BrightSpots / rcv

Ranked Choice Voting Universal Tabulator
Mozilla Public License 2.0
69 stars 19 forks source link

WIP: Split `Inactive Ballots by Exhausted Choices` bucket into `Inactive Fully Ranked Ballots by Exhausted Choices` and `Inactive Partially Ranked Ballots by Exhausted Choices` #854

Open yezr opened 1 week ago

yezr commented 1 week ago

Currently we have a row for Inactive Ballots By Exhausted Choices in the summary.csv. We'd like to split this into two buckets

We will use the number configured in Maximum Number of Candidates That Can Be Ranked to differentiate. This will be required! We don't want to assume the number of maximum rankings. It must be explicitly configured.

Image

Open Questions

artoonie commented 1 week ago

What if the config sets the max votes to "MAX", but one of the CVRs has a more strict limit? This can happen with Dominion CVRs. It feels like it may be more legible both in code and in the output files to simply exclude any "inactive by __" if no ballots are inactive in that way?

yezr commented 1 week ago

That's right with multi-vendor CVRs the max ranking could be different for each one...hmm. Made this a WIP and added all the open questions to the original description.

yezr commented 1 week ago

We need some more time to process the open questions. Removing from 2.0

yezr commented 1 week ago

Would it be possible as a stopgap until this is implemented, to put into the audit.log how many total ranks a ballot had when we log that it went exhausted?
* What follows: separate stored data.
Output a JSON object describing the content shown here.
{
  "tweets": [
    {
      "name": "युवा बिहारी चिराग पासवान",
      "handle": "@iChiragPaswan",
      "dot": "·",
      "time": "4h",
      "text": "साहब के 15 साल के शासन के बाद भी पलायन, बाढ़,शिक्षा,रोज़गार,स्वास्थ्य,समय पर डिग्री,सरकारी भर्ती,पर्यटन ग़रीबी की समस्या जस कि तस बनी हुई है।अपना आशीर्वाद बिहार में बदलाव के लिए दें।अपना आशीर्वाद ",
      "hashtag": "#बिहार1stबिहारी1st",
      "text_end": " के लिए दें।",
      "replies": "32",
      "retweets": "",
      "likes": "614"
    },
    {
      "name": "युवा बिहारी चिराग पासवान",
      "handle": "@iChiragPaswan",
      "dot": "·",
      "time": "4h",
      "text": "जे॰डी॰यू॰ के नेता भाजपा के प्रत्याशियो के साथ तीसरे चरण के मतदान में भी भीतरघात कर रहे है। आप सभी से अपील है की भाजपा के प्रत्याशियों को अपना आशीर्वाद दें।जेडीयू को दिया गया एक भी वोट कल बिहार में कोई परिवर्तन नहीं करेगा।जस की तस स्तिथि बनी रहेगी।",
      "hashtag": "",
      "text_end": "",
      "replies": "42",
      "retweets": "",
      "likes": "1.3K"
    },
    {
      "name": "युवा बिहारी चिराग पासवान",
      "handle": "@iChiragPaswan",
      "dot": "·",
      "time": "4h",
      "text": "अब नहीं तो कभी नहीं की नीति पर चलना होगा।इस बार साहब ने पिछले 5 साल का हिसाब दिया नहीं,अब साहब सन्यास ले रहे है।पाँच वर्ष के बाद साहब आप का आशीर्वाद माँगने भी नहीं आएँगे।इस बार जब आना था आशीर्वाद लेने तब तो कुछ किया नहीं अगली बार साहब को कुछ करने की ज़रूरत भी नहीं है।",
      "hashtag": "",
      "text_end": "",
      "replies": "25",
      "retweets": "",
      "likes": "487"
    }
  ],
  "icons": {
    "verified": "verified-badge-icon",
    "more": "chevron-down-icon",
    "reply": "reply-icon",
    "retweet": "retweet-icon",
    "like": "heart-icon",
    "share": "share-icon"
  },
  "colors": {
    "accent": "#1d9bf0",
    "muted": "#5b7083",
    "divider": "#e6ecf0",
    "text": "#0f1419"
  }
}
artoonie commented 6 days ago

As I was reverting the code to defer this, I found a solution I'm somewhat happy with that I'd like to pitch.

The idea is that we always include as much information as we have, and only exclude the line item in the CSV when two conditions are met:

  1. The config.maxRanking is set to Max, AND
  2. There are either no Dominion files, OR the Dominion-specific Max Ranking is never hit

Concretely, the following table indicates when Inactive Ballots by Exhausted Choices (Fully Ranked) will included in the CSV:

CVR Types config.maxRanking = Max config.maxRanking = a number
Dominion only Include if any ballots match Include
Dominion and others Include if any ballots match* Include
No Dominion Exclude Include

The asterisk denotes the potentially strange case: a multi-vendor tabulation where only Dominion ballots can end up in the fully ranked count. I think this is okay, because it seems reasonable to encourage, but not require, the operator to set the config max ranking to a value other than Max.

I know this discussion could go on for much longer, but wanted to get a gut check on whether this interim solution is acceptable.

artoonie commented 5 days ago

Okay, here's a funny thing that will need to be understood if we do any sort of splitting of fully ranked vs partially ranked:

If a CVR ranks 100% undeclared candidates, that should probably be marked as fully ranked -- but that means you can have inactive CVRs on the second round, which looks wrong but isn't.